MEDAN, KOMPAS.com - Pengerjaan pipa atau joint pipe Pembangkit Listrik Tenaga Gas Uap (PLTGU) Sicanang yakni Heat Recovery Steam Generator (HRSG) 2.2, dituding asal dikerjakan sehingga tidak sesuai Welding Procedure Specification (WPS).
Mengacu pada ASME Section IX, WPS adalah prosedur pengelasan yang terkualifikasi untuk pengelasan produksi (production weld), juga menjadi petunjuk bagi juru las (welder).
Ketua Gerakan Karya Rakyat Indonesia (GAKARI) Sumatera Utara Apri Budi menindaklanjuti laporan masyarakat tersebut dengan mengecek langsung ke lapangan.
Apri Budi menemukan banyak kekurangan di sana-sini. Selain tidak sesuai WPS, juga tidak mengikuti standar migas yang memerlukan teknologi tinggi dan pekerja yang berkompeten.
Menurutnya, salah satu yang paling penting dalam kegiatan migas adalah pengelasan, sebab berisiko mulai dari kecelakaan kerja, kebocoran, ledakan, kebakaran, dan kegagalan-kegagalan operasi yang berakibat terhentinya proses operasi.
Baca juga: 5.656 Rumah di Medan Tersambung Jargas
"Pemadaman bergilir masih sering terjadi akibat kebocoran pipa HRSG. Joint pipe dikerjakan oleh perusahaan yang tidak punya pengalaman.

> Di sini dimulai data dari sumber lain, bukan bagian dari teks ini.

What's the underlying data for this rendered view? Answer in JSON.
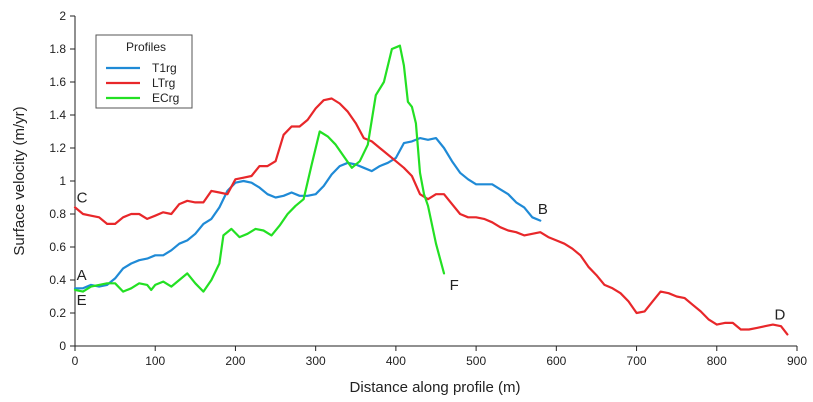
{
  "chart_data": {
    "type": "line",
    "title": "",
    "xlabel": "Distance along profile (m)",
    "ylabel": "Surface velocity (m/yr)",
    "xlim": [
      0,
      900
    ],
    "ylim": [
      0,
      2
    ],
    "xticks": [
      0,
      100,
      200,
      300,
      400,
      500,
      600,
      700,
      800,
      900
    ],
    "yticks": [
      0,
      0.2,
      0.4,
      0.6,
      0.8,
      1,
      1.2,
      1.4,
      1.6,
      1.8,
      2
    ],
    "ytick_labels": [
      "0",
      "0.2",
      "0.4",
      "0.6",
      "0.8",
      "1",
      "1.2",
      "1.4",
      "1.6",
      "1.8",
      "2"
    ],
    "grid": false,
    "legend": {
      "title": "Profiles",
      "placement": "top-left"
    },
    "series": [
      {
        "name": "T1rg",
        "color": "#1f8ad6",
        "points": [
          [
            0,
            0.35
          ],
          [
            10,
            0.35
          ],
          [
            20,
            0.37
          ],
          [
            30,
            0.36
          ],
          [
            40,
            0.37
          ],
          [
            50,
            0.41
          ],
          [
            60,
            0.47
          ],
          [
            70,
            0.5
          ],
          [
            80,
            0.52
          ],
          [
            90,
            0.53
          ],
          [
            100,
            0.55
          ],
          [
            110,
            0.55
          ],
          [
            120,
            0.58
          ],
          [
            130,
            0.62
          ],
          [
            140,
            0.64
          ],
          [
            150,
            0.68
          ],
          [
            160,
            0.74
          ],
          [
            170,
            0.77
          ],
          [
            180,
            0.84
          ],
          [
            190,
            0.94
          ],
          [
            200,
            0.99
          ],
          [
            210,
            1.0
          ],
          [
            220,
            0.99
          ],
          [
            230,
            0.96
          ],
          [
            240,
            0.92
          ],
          [
            250,
            0.9
          ],
          [
            260,
            0.91
          ],
          [
            270,
            0.93
          ],
          [
            280,
            0.91
          ],
          [
            290,
            0.91
          ],
          [
            300,
            0.92
          ],
          [
            310,
            0.97
          ],
          [
            320,
            1.04
          ],
          [
            330,
            1.09
          ],
          [
            340,
            1.11
          ],
          [
            350,
            1.1
          ],
          [
            360,
            1.08
          ],
          [
            370,
            1.06
          ],
          [
            380,
            1.09
          ],
          [
            390,
            1.11
          ],
          [
            400,
            1.14
          ],
          [
            410,
            1.23
          ],
          [
            420,
            1.24
          ],
          [
            430,
            1.26
          ],
          [
            440,
            1.25
          ],
          [
            450,
            1.26
          ],
          [
            460,
            1.2
          ],
          [
            470,
            1.12
          ],
          [
            480,
            1.05
          ],
          [
            490,
            1.01
          ],
          [
            500,
            0.98
          ],
          [
            510,
            0.98
          ],
          [
            520,
            0.98
          ],
          [
            530,
            0.95
          ],
          [
            540,
            0.92
          ],
          [
            550,
            0.87
          ],
          [
            560,
            0.84
          ],
          [
            570,
            0.78
          ],
          [
            580,
            0.76
          ]
        ]
      },
      {
        "name": "LTrg",
        "color": "#e8272a",
        "points": [
          [
            0,
            0.84
          ],
          [
            10,
            0.8
          ],
          [
            20,
            0.79
          ],
          [
            30,
            0.78
          ],
          [
            40,
            0.74
          ],
          [
            50,
            0.74
          ],
          [
            60,
            0.78
          ],
          [
            70,
            0.8
          ],
          [
            80,
            0.8
          ],
          [
            90,
            0.77
          ],
          [
            100,
            0.79
          ],
          [
            110,
            0.81
          ],
          [
            120,
            0.8
          ],
          [
            130,
            0.86
          ],
          [
            140,
            0.88
          ],
          [
            150,
            0.87
          ],
          [
            160,
            0.87
          ],
          [
            170,
            0.94
          ],
          [
            180,
            0.93
          ],
          [
            190,
            0.92
          ],
          [
            200,
            1.01
          ],
          [
            210,
            1.02
          ],
          [
            220,
            1.03
          ],
          [
            230,
            1.09
          ],
          [
            240,
            1.09
          ],
          [
            250,
            1.12
          ],
          [
            260,
            1.28
          ],
          [
            270,
            1.33
          ],
          [
            280,
            1.33
          ],
          [
            290,
            1.37
          ],
          [
            300,
            1.44
          ],
          [
            310,
            1.49
          ],
          [
            320,
            1.5
          ],
          [
            330,
            1.47
          ],
          [
            340,
            1.42
          ],
          [
            350,
            1.35
          ],
          [
            360,
            1.26
          ],
          [
            370,
            1.24
          ],
          [
            380,
            1.2
          ],
          [
            390,
            1.16
          ],
          [
            400,
            1.12
          ],
          [
            410,
            1.08
          ],
          [
            420,
            1.03
          ],
          [
            430,
            0.92
          ],
          [
            440,
            0.89
          ],
          [
            450,
            0.92
          ],
          [
            460,
            0.92
          ],
          [
            470,
            0.86
          ],
          [
            480,
            0.8
          ],
          [
            490,
            0.78
          ],
          [
            500,
            0.78
          ],
          [
            510,
            0.77
          ],
          [
            520,
            0.75
          ],
          [
            530,
            0.72
          ],
          [
            540,
            0.7
          ],
          [
            550,
            0.69
          ],
          [
            560,
            0.67
          ],
          [
            570,
            0.68
          ],
          [
            580,
            0.69
          ],
          [
            590,
            0.66
          ],
          [
            600,
            0.64
          ],
          [
            610,
            0.62
          ],
          [
            620,
            0.59
          ],
          [
            630,
            0.55
          ],
          [
            640,
            0.48
          ],
          [
            650,
            0.43
          ],
          [
            660,
            0.37
          ],
          [
            670,
            0.35
          ],
          [
            680,
            0.32
          ],
          [
            690,
            0.27
          ],
          [
            700,
            0.2
          ],
          [
            710,
            0.21
          ],
          [
            720,
            0.27
          ],
          [
            730,
            0.33
          ],
          [
            740,
            0.32
          ],
          [
            750,
            0.3
          ],
          [
            760,
            0.29
          ],
          [
            770,
            0.25
          ],
          [
            780,
            0.21
          ],
          [
            790,
            0.16
          ],
          [
            800,
            0.13
          ],
          [
            810,
            0.14
          ],
          [
            820,
            0.14
          ],
          [
            830,
            0.1
          ],
          [
            840,
            0.1
          ],
          [
            850,
            0.11
          ],
          [
            860,
            0.12
          ],
          [
            870,
            0.13
          ],
          [
            880,
            0.12
          ],
          [
            888,
            0.07
          ]
        ]
      },
      {
        "name": "ECrg",
        "color": "#23e023",
        "points": [
          [
            0,
            0.34
          ],
          [
            10,
            0.33
          ],
          [
            20,
            0.36
          ],
          [
            30,
            0.37
          ],
          [
            40,
            0.38
          ],
          [
            50,
            0.38
          ],
          [
            60,
            0.33
          ],
          [
            70,
            0.35
          ],
          [
            80,
            0.38
          ],
          [
            90,
            0.37
          ],
          [
            95,
            0.34
          ],
          [
            100,
            0.37
          ],
          [
            110,
            0.39
          ],
          [
            120,
            0.36
          ],
          [
            130,
            0.4
          ],
          [
            140,
            0.44
          ],
          [
            150,
            0.38
          ],
          [
            160,
            0.33
          ],
          [
            170,
            0.4
          ],
          [
            180,
            0.5
          ],
          [
            185,
            0.67
          ],
          [
            195,
            0.71
          ],
          [
            205,
            0.66
          ],
          [
            215,
            0.68
          ],
          [
            225,
            0.71
          ],
          [
            235,
            0.7
          ],
          [
            245,
            0.67
          ],
          [
            255,
            0.73
          ],
          [
            265,
            0.8
          ],
          [
            275,
            0.85
          ],
          [
            285,
            0.89
          ],
          [
            295,
            1.1
          ],
          [
            305,
            1.3
          ],
          [
            315,
            1.27
          ],
          [
            325,
            1.22
          ],
          [
            335,
            1.15
          ],
          [
            345,
            1.08
          ],
          [
            355,
            1.12
          ],
          [
            365,
            1.22
          ],
          [
            375,
            1.52
          ],
          [
            385,
            1.6
          ],
          [
            395,
            1.8
          ],
          [
            405,
            1.82
          ],
          [
            410,
            1.7
          ],
          [
            415,
            1.48
          ],
          [
            420,
            1.45
          ],
          [
            425,
            1.35
          ],
          [
            430,
            1.05
          ],
          [
            435,
            0.92
          ],
          [
            440,
            0.85
          ],
          [
            450,
            0.62
          ],
          [
            460,
            0.44
          ]
        ]
      }
    ],
    "annotations": [
      {
        "text": "A",
        "x": 2,
        "y": 0.43
      },
      {
        "text": "E",
        "x": 2,
        "y": 0.28
      },
      {
        "text": "C",
        "x": 2,
        "y": 0.9
      },
      {
        "text": "B",
        "x": 577,
        "y": 0.83
      },
      {
        "text": "F",
        "x": 467,
        "y": 0.37
      },
      {
        "text": "D",
        "x": 872,
        "y": 0.19
      }
    ]
  }
}
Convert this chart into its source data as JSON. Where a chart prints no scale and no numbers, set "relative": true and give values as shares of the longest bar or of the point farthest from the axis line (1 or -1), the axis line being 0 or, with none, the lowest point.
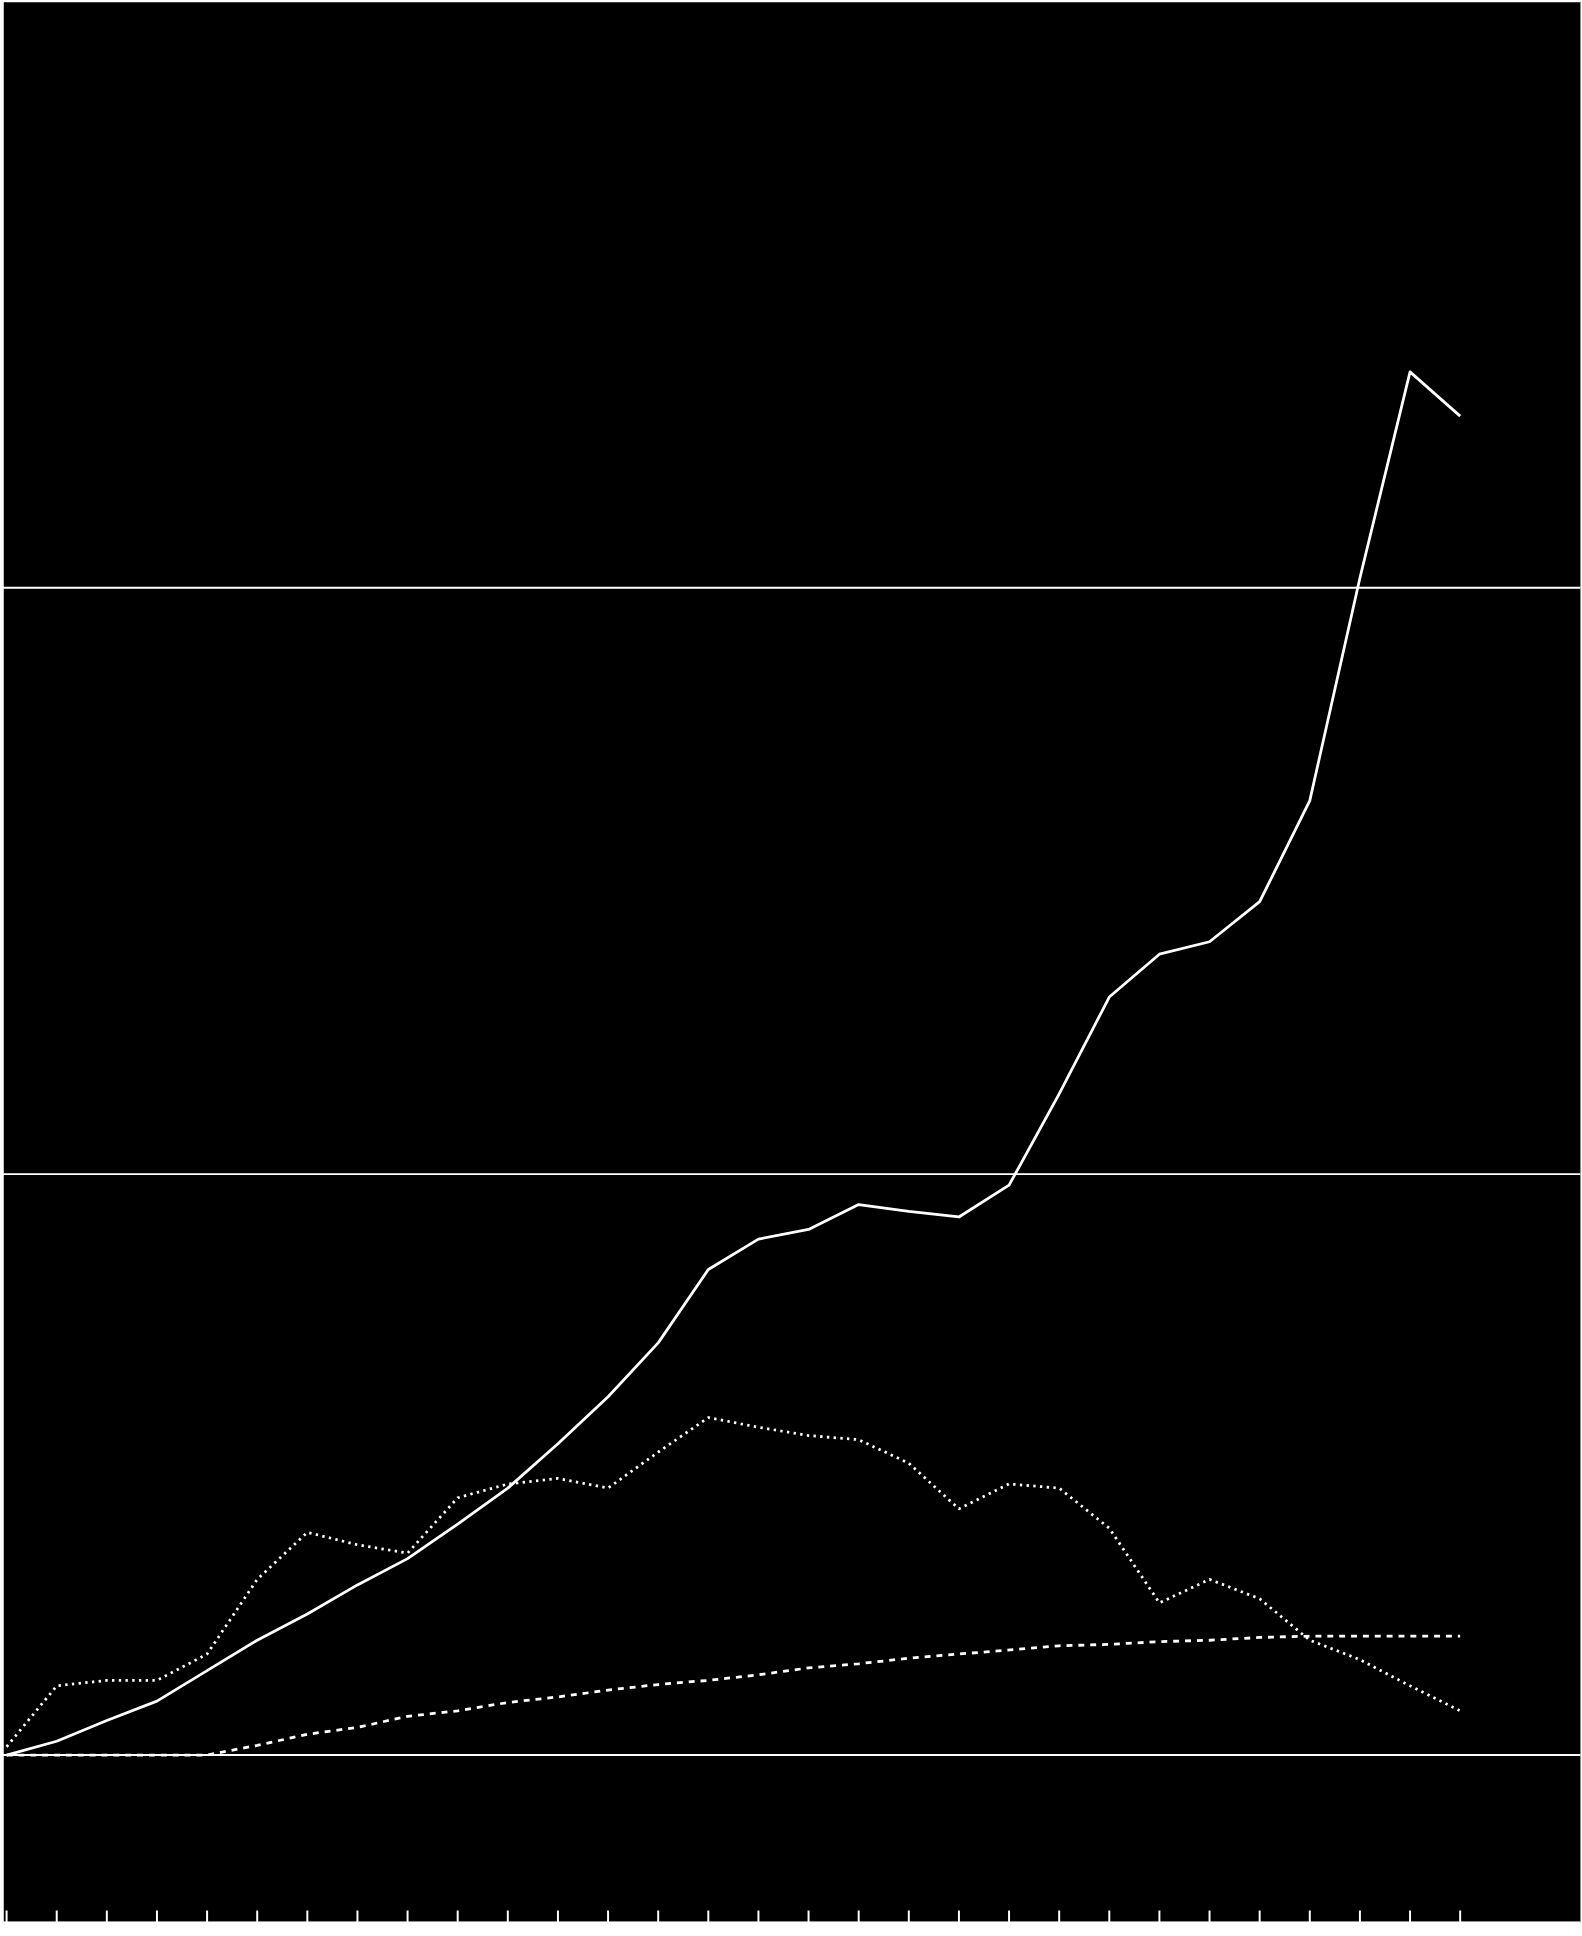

Kalau diteruskan akan merusak material dan sistem kehandalan pembangkit. Lebih mudah bocor sebelum masa perawatannya,” kata Apri Budi kepada Kompas.com di Medan, Senin (4/11/2019).
Padahal, PLN Pembangkit Sektor Belawan menjadi jantung dari sistem kelistrikan di Sumatera Utara, dan sebagian Aceh. Hampir 96 persen energi listrik dihasilkan dari sini.
PLTGU Sicanang merupakan penggabungan antara Pusat Listrik Tenaga Gas (PLTG) dan Pusat Listrik Tenaga Uap (PLTU). Pembangkit siklus ganda ini menghasilkan listrik yang dikenal dengan istilah combined cycle power plant.
"Joint pipe-nya jelas sekali terlihat tidak rapi dan melanggar prosedur. Kalau yang mengerjaan perusahaan yang sudah berkompeten di bidangnya, maka tidak asal-asalan begitu. Ini merugikan negara dan masyarakat,” sambung Apri Budi.
Dirinya juga menduga para pekerja tidak memiliki sertifikat keahlian dan pengalaman di bidang boiler.
Harusnya, pengerjaan dilakukan oleh orang yang memiliki keahlian khusus supaya dampak keberadaan pembangkit dirasakan masyarakat.
Apri Budi juga merasa heran, kenapa proyek tidak diberikan kepada anak perusahaan PLN yaitu PJB Services yang sudah ahli dan biasa mengerjakannya.
“Kenapa harus swasta yang dikasih? Kenapa proses lelangnya tertutup?” tanya dia sambil menggeleng.
Karena itu, dirinya berharap proyek dikaji ulang, diputuskan kontraknya, kemudian segera dihentikan pengerjaannya untuk mengurangi membengkaknya kerugian negara.
“Kami khawatir, hal ini yang menjadi salah satu penyebab seringnya pemadaman listrik dengan alasan perawatan instalasi atau pembangkit. Jangan sampai ada indikasi disengaja, ya…” tegasnya.